Simultaneously, the samples were analysed for the magnitude of the UPR and ERAD pathways. Traditionally, activation of the UPR has been measured using reverse-transcriptase quantitative PCR targeting KAR2, PDI and also HAC1 mRNA, and this strategy was implemented here. Indeed, for Kar2 and Pdi it also allowed for interesting comparisons between transcriptional and protein upregulation as it is widely appreciated that they do not always equate. Therefore, primers were designed and optimised to target KAR2, PDI and HAC1 in conjunction with those against actin, an internal control for the experiment. Upregulation was calculated with the Pfaffl method, compared to the wild-type GS115. Activation of the ERAD was assessed in a similar way; however, this pathway is poorly described compared to the UPR. Primers were designed to target major contributors, specifically a ubiquitin-activating enzyme (E1), a ubiquitin-conjugating enzyme (UBC7), two ubiquitin protein ligases (HRD1 and DOA10) and an ATPase (CDC48). Interestingly, some studies have suggested that the ubiquitin protein ligases may be substrate specific; consequently analysing both HRD1 and DOA10 allowed an insight into whether this is the case for scFvs in P. pastoris.

Whilst the above data refined model accuracy, validation was required. Many studies of the UPR chemically induce stress to test hypotheses. This, however, produces pleiotropic effects which are not ideal. Here, we constructed strains which overexpress Kar2 and Pdi both individually and together. The increase in availability of these proteins provides the necessary perturbation to the system, yet they are also expected to have beneficial effects on yield imparting added industrial relevance. Specifically, each gene was cloned into the pIB2 vector under the control of the GAP promoter, with an AOX1 transcription terminator and homology to the his4 locus for integration. This approach resulted in a constitutive upregulation of the proteins for incorporation into the model. Simultaneous upregulation required a more developed strategy. Ideally, the same promoter was required; however, ongoing research suggests that P. pastoris frequently recombines between large regions of homology preventing the use of two copies of the promoter. To circumvent this, both genes were expressed as a single bicistronic mRNA with an IRES sequence joining the two. IRES sequences allow cap-independent translation such that the second gene in the bicistronic mRNA can be translated in addition to the first.
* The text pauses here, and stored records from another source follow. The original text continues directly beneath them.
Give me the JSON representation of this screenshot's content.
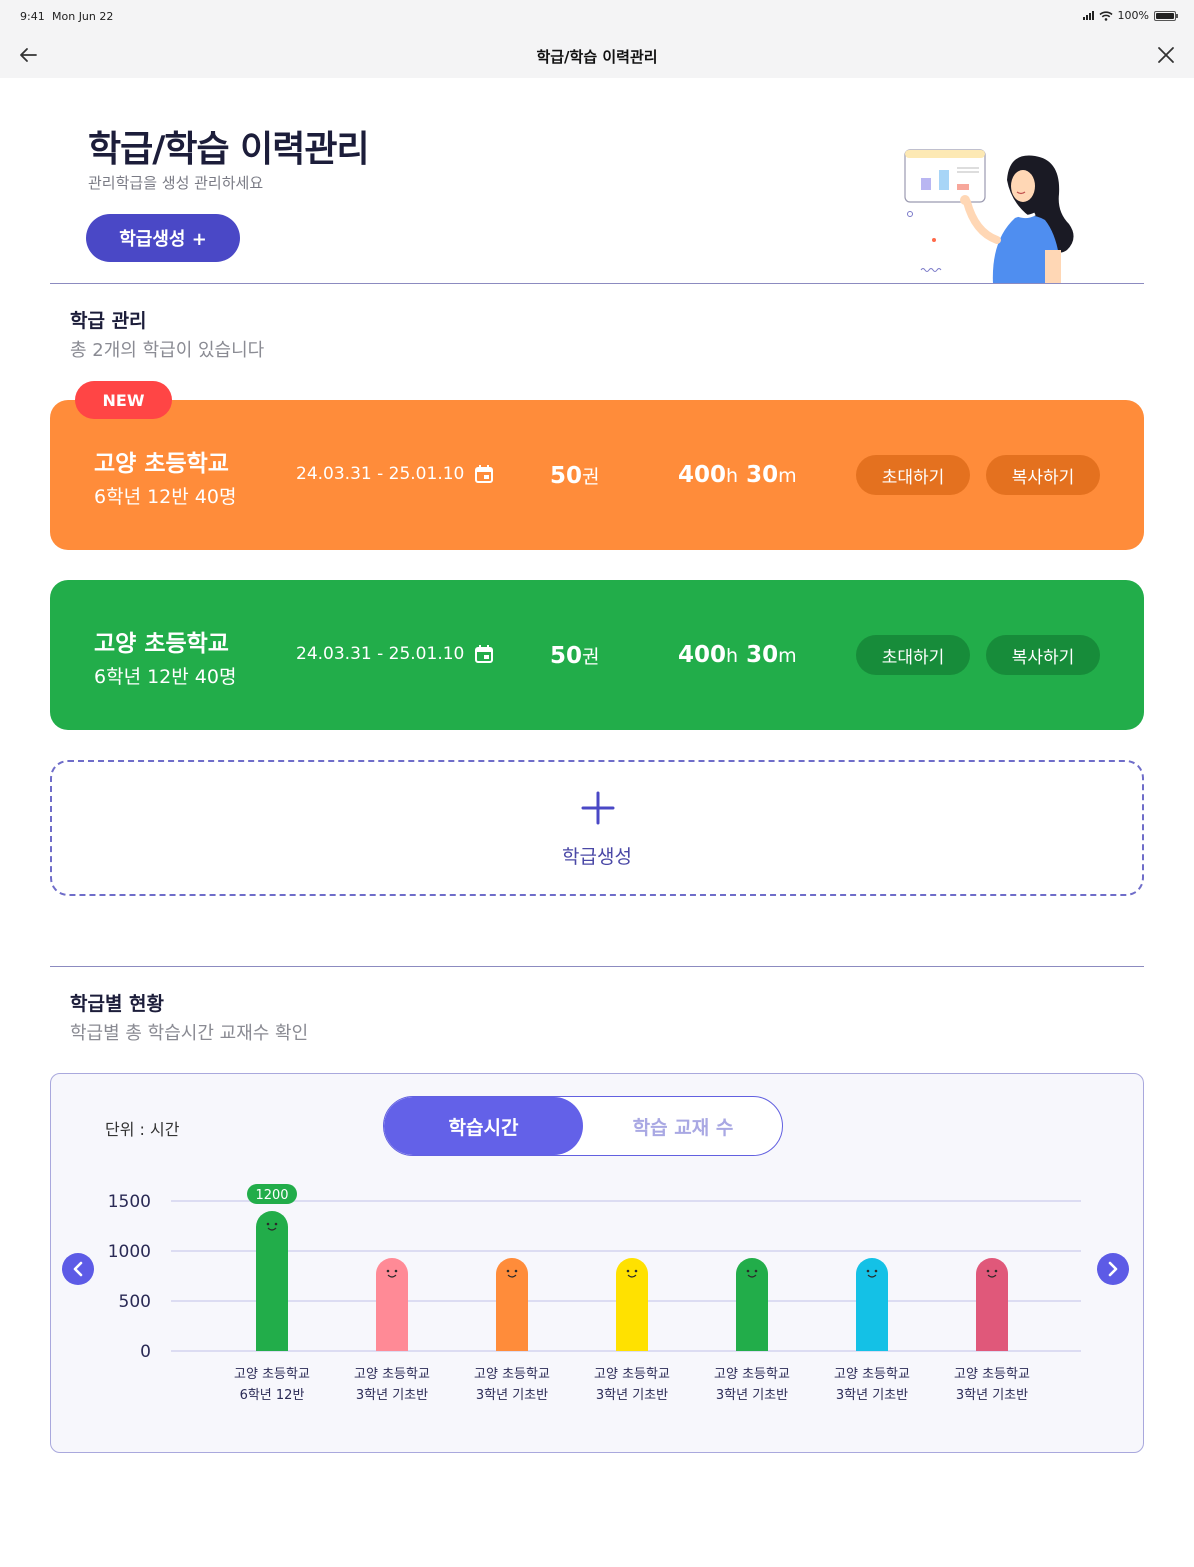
{
  "status": {
    "time": "9:41",
    "date": "Mon Jun 22",
    "battery": "100%"
  },
  "nav": {
    "title": "학급/학습 이력관리"
  },
  "hero": {
    "title": "학급/학습 이력관리",
    "subtitle": "관리학급을 생성 관리하세요",
    "create_label": "학급생성 +"
  },
  "classes_section": {
    "title": "학급 관리",
    "subtitle": "총 2개의 학급이 있습니다"
  },
  "classes": [
    {
      "badge": "NEW",
      "school": "고양 초등학교",
      "grade": "6학년 12반  40명",
      "dates": "24.03.31 - 25.01.10",
      "books_num": "50",
      "books_unit": "권",
      "hours_num": "400",
      "hours_unit": "h",
      "mins_num": "30",
      "mins_unit": "m",
      "invite_label": "초대하기",
      "copy_label": "복사하기",
      "color": "#ff8c3a"
    },
    {
      "school": "고양 초등학교",
      "grade": "6학년 12반  40명",
      "dates": "24.03.31 - 25.01.10",
      "books_num": "50",
      "books_unit": "권",
      "hours_num": "400",
      "hours_unit": "h",
      "mins_num": "30",
      "mins_unit": "m",
      "invite_label": "초대하기",
      "copy_label": "복사하기",
      "color": "#22ad4a"
    }
  ],
  "add_class": {
    "label": "학급생성"
  },
  "status_section": {
    "title": "학급별 현황",
    "subtitle": "학급별 총 학습시간 교재수  확인"
  },
  "chart_panel": {
    "unit_label": "단위 : 시간",
    "tab_active": "학습시간",
    "tab_inactive": "학습 교재 수"
  },
  "chart_data": {
    "type": "bar",
    "ylim": [
      0,
      1500
    ],
    "yticks": [
      0,
      500,
      1000,
      1500
    ],
    "grid": true,
    "categories": [
      [
        "고양 초등학교",
        "6학년 12반"
      ],
      [
        "고양 초등학교",
        "3학년 기초반"
      ],
      [
        "고양 초등학교",
        "3학년 기초반"
      ],
      [
        "고양 초등학교",
        "3학년 기초반"
      ],
      [
        "고양 초등학교",
        "3학년 기초반"
      ],
      [
        "고양 초등학교",
        "3학년 기초반"
      ],
      [
        "고양 초등학교",
        "3학년 기초반"
      ]
    ],
    "values": [
      1400,
      930,
      930,
      930,
      930,
      930,
      930
    ],
    "colors": [
      "#22ad4a",
      "#ff8a96",
      "#ff8c3a",
      "#ffe100",
      "#22ad4a",
      "#14c1e6",
      "#e0587a"
    ],
    "data_labels": [
      "1200",
      null,
      null,
      null,
      null,
      null,
      null
    ]
  }
}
Interestingly, there is some evidence that P. pastoris may be subject to translational downregulation during ER stress. If this is the case, cap-independent translation will not be hindered. Therefore, KAR2 was strategically cloned into pIB2 after PDI and under control of an IRES sequence from Saccharomyces cerevisiae, as it is better able to relieve ER stress. Further RT-QPCR and mass spectrometry analysis confirmed the perturbation and provided a more thorough analysis of the use of IRES sequences in P. pastoris – a technique used only once previously.

In conclusion, we have developed a deterministic model which mimics scFv production and the initiation of ER stress pathways. This model has been tested with constructs that over-express Kar2 and Pdi, both validating its predictive capabilities and generating industrially relevant constructs. Finally, it has been simulated to predict the optimal strategy for increasing specific productivity in P. pastoris, constituting an integrated modelling and experimental approach to solving a life sciences problem.